Amongst those reviewing their screen heydays are Melvyn Hayes, Robin Askwith, Barry Cryer, Liza Goddard and Bill Oddie, who recount the mood of the decade and how the era of public information films managed to push the boundaries.

This fresh batch of ever increasingly jaw-dropping clips from the sort of programmes which would cause an immediate Twitter storm today, begs the question, does what we watched then demonstrate how far attitudes have moved on?

It Was Alright In The 70s will also be looking to the celebrities who not only watched the programmes at the time but also those who are too young to have seen them the first time round. Joel Dommett, Dame Oona King, Ellie Taylor, Benjamin Zephaniah, Janet Street-Porter, Krishnan Guru-Murthy, Clive Anderson, Matthew Sweet, Mark Watson, David Morgan, Grace Dent, and Samira Ahmed are amongst those who offer their bemused and amused reactions to the telly of the time.

The series will be made by Second Star, with Objective Media Group Scotland’s Toby Stevens executive producing alongside Deborah Sargeant for Second Star.

Toby Stevens said: “As our previous series have shown, the 70s was a decade of outrageous sex jokes, rampant homophobia, shameless xenophobia and smoking fags on prime-time panel shows so we’re delighted to be getting to grips with some more extraordinary moments from the nation’s screen archive. It’s staggering how much there is to learn about life in the 70s from the TV of the era – it’s a window onto who we were, what we thought back then, what’s changed and, most surprisingly, how much has remained exactly the same – although not the smoking!”

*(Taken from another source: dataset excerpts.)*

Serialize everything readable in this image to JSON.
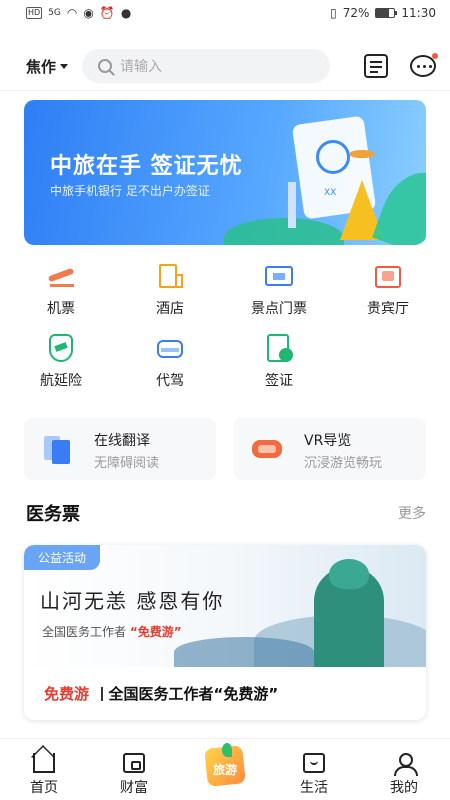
{
  "status_bar": {
    "network": "HD",
    "signal": "5G",
    "battery": "72%",
    "battery_level": 0.72,
    "time": "11:30"
  },
  "header": {
    "city": "焦作",
    "search_placeholder": "请输入"
  },
  "banner": {
    "title": "中旅在手 签证无忧",
    "subtitle": "中旅手机银行 足不出户办签证",
    "card_text": "XX"
  },
  "services": [
    {
      "label": "机票",
      "icon": "plane-icon"
    },
    {
      "label": "酒店",
      "icon": "hotel-icon"
    },
    {
      "label": "景点门票",
      "icon": "ticket-icon"
    },
    {
      "label": "贵宾厅",
      "icon": "vip-lounge-icon"
    },
    {
      "label": "航延险",
      "icon": "flight-delay-insurance-icon"
    },
    {
      "label": "代驾",
      "icon": "car-icon"
    },
    {
      "label": "签证",
      "icon": "visa-icon"
    }
  ],
  "features": [
    {
      "title": "在线翻译",
      "subtitle": "无障碍阅读",
      "icon": "translate-icon"
    },
    {
      "title": "VR导览",
      "subtitle": "沉浸游览畅玩",
      "icon": "vr-headset-icon"
    }
  ],
  "section": {
    "title": "医务票",
    "more": "更多"
  },
  "promo": {
    "badge": "公益活动",
    "poem": "山河无恙 感恩有你",
    "line2_prefix": "全国医务工作者",
    "line2_highlight": "“免费游”",
    "bottom_red": "免费游",
    "bottom_text": "全国医务工作者“免费游”"
  },
  "tabbar": [
    {
      "label": "首页",
      "icon": "home-icon"
    },
    {
      "label": "财富",
      "icon": "wallet-icon"
    },
    {
      "label": "旅游",
      "icon": "travel-icon"
    },
    {
      "label": "生活",
      "icon": "bag-icon"
    },
    {
      "label": "我的",
      "icon": "user-icon"
    }
  ],
  "colors": {
    "accent_blue": "#3a7cf3",
    "promo_red": "#e73b2f",
    "notification_dot": "#f25a3a"
  }
}
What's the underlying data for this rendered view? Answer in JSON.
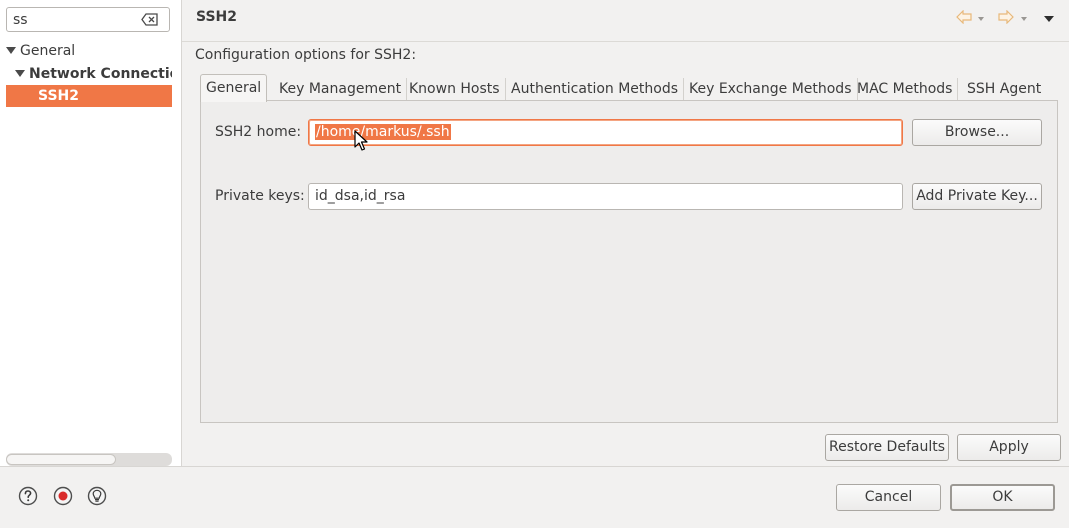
{
  "filter": {
    "value": "ss"
  },
  "tree": {
    "general": "General",
    "network": "Network Connection",
    "ssh2": "SSH2"
  },
  "page": {
    "title": "SSH2",
    "config_label": "Configuration options for SSH2:"
  },
  "tabs": [
    "General",
    "Key Management",
    "Known Hosts",
    "Authentication Methods",
    "Key Exchange Methods",
    "MAC Methods",
    "SSH Agent"
  ],
  "general_tab": {
    "ssh2_home_label": "SSH2 home:",
    "ssh2_home_value": "/home/markus/.ssh",
    "browse_label": "Browse...",
    "private_keys_label": "Private keys:",
    "private_keys_value": "id_dsa,id_rsa",
    "add_key_label": "Add Private Key..."
  },
  "actions": {
    "restore_defaults": "Restore Defaults",
    "apply": "Apply",
    "cancel": "Cancel",
    "ok": "OK"
  },
  "icons": {
    "clear": "clear-filter-icon",
    "back": "back-arrow-icon",
    "forward": "forward-arrow-icon",
    "menu": "view-menu-icon",
    "help": "help-icon",
    "record": "record-icon",
    "tip": "lightbulb-icon"
  },
  "colors": {
    "accent": "#f07746",
    "nav_arrow": "#e8b87a"
  }
}
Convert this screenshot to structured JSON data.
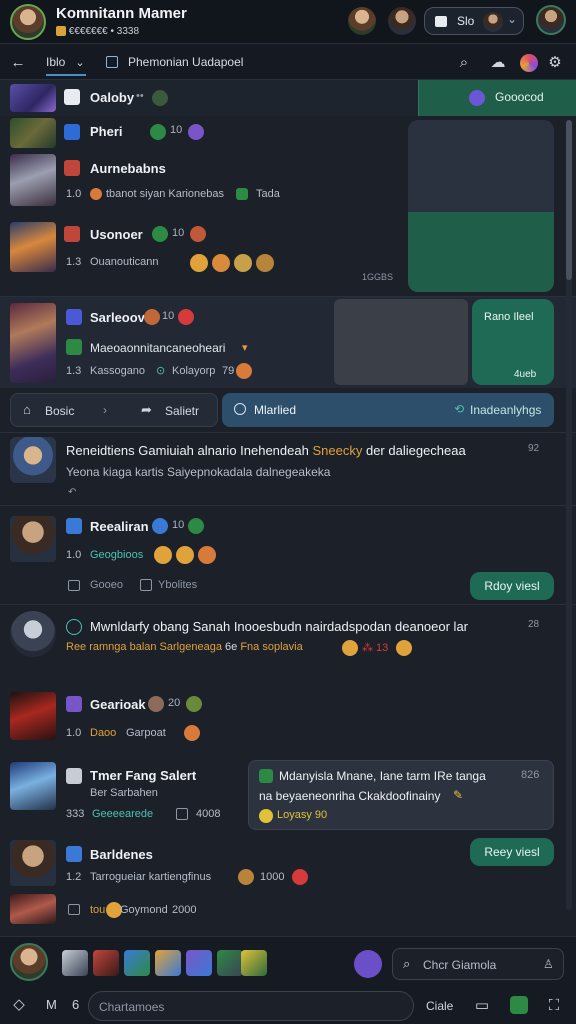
{
  "header": {
    "title": "Komnitann Mamer",
    "subtitle": "€€€€€€€ • 3338",
    "pill_label": "Slo"
  },
  "nav": {
    "back_label": "Iblo",
    "breadcrumb": "Phemonian Uadapoel"
  },
  "top_rows": [
    {
      "name": "Oaloby",
      "action": "Gooocod"
    },
    {
      "name": "Pheri"
    },
    {
      "name": "Aurnebabns",
      "meta": "1.0",
      "sub": "tbanot  siyan  Karionebas",
      "tag": "Tada"
    },
    {
      "name": "Usonoer",
      "meta": "1.3",
      "sub": "Ouanouticann",
      "counter": "1GGBS"
    },
    {
      "name": "Sarleoov",
      "num": "10",
      "sub": "Maeoaonnitancaneoheari",
      "meta": "1.3",
      "sub2": "Kassogano",
      "sub3": "Kolayorp",
      "sub3b": "79",
      "panel_label": "Rano Ileel",
      "panel_value": "4ueb"
    }
  ],
  "actions": {
    "left_label": "Bosic",
    "mid_label": "Salietr",
    "main_label": "Mlarlied",
    "right_label": "Inadeanlyhgs"
  },
  "posts": [
    {
      "title": "Reneidtiens Gamiuiah alnario Inehendeah",
      "title_hl": "Sneecky",
      "title_end": "der daliegecheaa",
      "body": "Yeona kiaga kartis Saiyepnokadala dalnegeakeka",
      "num": "92"
    },
    {
      "name": "Reealiran",
      "num": "10",
      "meta": "1.0",
      "sub": "Geogbioos",
      "act1": "Gooeo",
      "act2": "Ybolites",
      "btn": "Rdoy viesl"
    },
    {
      "title": "Mwnldarfy obang Sanah Inooesbudn nairdadspodan deanoeor lar",
      "body": "Ree ramnga balan Sarlgeneaga",
      "body2": "Fna soplavia",
      "num": "28"
    },
    {
      "name": "Gearioak",
      "num": "20",
      "meta": "1.0",
      "sub": "Daoo",
      "sub2": "Garpoat"
    },
    {
      "name": "Tmer Fang Salert",
      "sub": "Ber Sarbahen",
      "meta": "333",
      "sub2": "Geeeearede",
      "val": "4008"
    },
    {
      "msg": "Mdanyisla Mnane, Iane tarm IRe tanga",
      "msg_num": "826",
      "msg2": "na beyaeneonriha Ckakdoofinainy",
      "msg3": "Loyasy 90"
    },
    {
      "name": "Barldenes",
      "meta": "1.2",
      "sub": "Tarrogueiar kartiengfinus",
      "val": "1000",
      "btn": "Reey viesl"
    },
    {
      "sub": "Goymond",
      "val": "2000",
      "prefix": "tou"
    }
  ],
  "footer": {
    "search_placeholder": "Chcr Giamola",
    "input_placeholder": "Chartamoes",
    "nav_label": "Ciale",
    "n_label": "M"
  },
  "colors": {
    "accent_green": "#1f6a55",
    "accent_blue": "#2d4f6b",
    "bg": "#1b2029"
  }
}
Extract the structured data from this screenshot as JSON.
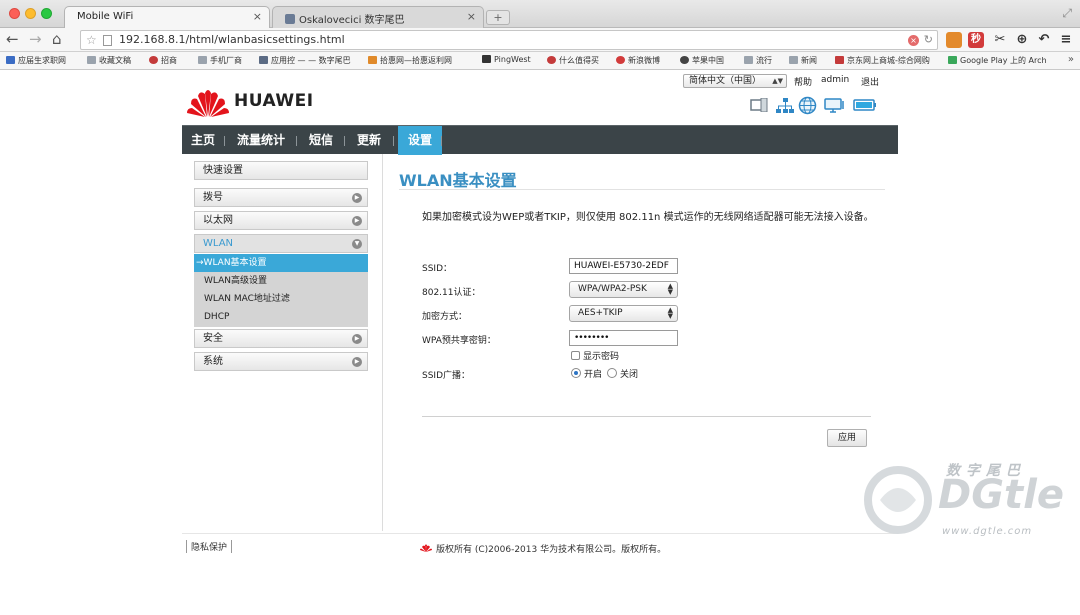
{
  "browser": {
    "tabs": [
      {
        "title": "Mobile WiFi",
        "active": true
      },
      {
        "title": "Oskalovecici 数字尾巴",
        "active": false
      }
    ],
    "url": "192.168.8.1/html/wlanbasicsettings.html",
    "extension_labels": {
      "blue_mini": "秒"
    },
    "bookmarks": [
      "应届生求职网",
      "收藏文稿",
      "招商",
      "手机厂商",
      "应用控 — — 数字尾巴",
      "拾惠网—拾惠返利网",
      "PingWest",
      "什么值得买",
      "新浪微博",
      "苹果中国",
      "流行",
      "新闻",
      "京东网上商城-综合网购",
      "Google Play 上的 Arch"
    ]
  },
  "header": {
    "language": "简体中文（中国）",
    "help": "帮助",
    "user": "admin",
    "logout": "退出",
    "brand": "HUAWEI"
  },
  "nav": {
    "items": [
      "主页",
      "流量统计",
      "短信",
      "更新",
      "设置"
    ],
    "active_index": 4
  },
  "sidebar": {
    "items": [
      "快速设置",
      "拨号",
      "以太网",
      "WLAN",
      "安全",
      "系统"
    ],
    "wlan_sub": [
      "→WLAN基本设置",
      "WLAN高级设置",
      "WLAN MAC地址过滤",
      "DHCP"
    ]
  },
  "content": {
    "title": "WLAN基本设置",
    "notice": "如果加密模式设为WEP或者TKIP，则仅使用 802.11n 模式运作的无线网络适配器可能无法接入设备。",
    "ssid_label": "SSID：",
    "ssid_value": "HUAWEI-E5730-2EDF",
    "auth_label": "802.11认证：",
    "auth_value": "WPA/WPA2-PSK",
    "enc_label": "加密方式：",
    "enc_value": "AES+TKIP",
    "psk_label": "WPA预共享密钥：",
    "psk_value": "••••••••",
    "show_password": "显示密码",
    "broadcast_label": "SSID广播：",
    "broadcast_on": "开启",
    "broadcast_off": "关闭",
    "apply": "应用"
  },
  "footer": {
    "privacy": "隐私保护",
    "copyright": "版权所有 (C)2006-2013 华为技术有限公司。版权所有。"
  },
  "watermark": {
    "cn": "数字尾巴",
    "brand": "DGtle",
    "url": "www.dgtle.com"
  },
  "colors": {
    "nav_bg": "#3b4448",
    "accent": "#3aa8d8",
    "title": "#3a8fc2"
  }
}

The first series of It Was Alright in the 70s, which aired in November 2014, was awarded Best Features/Factual Entertainment Show by BAFTA Scotland in 2015. It was named Best Factual and Entertainment Features programme by RTS Scotland the same year and was described as “A counterintuitive, fresh take on archive list shows, breathing in new depth and meaning by reminding us all how deeply sexist the decade was.”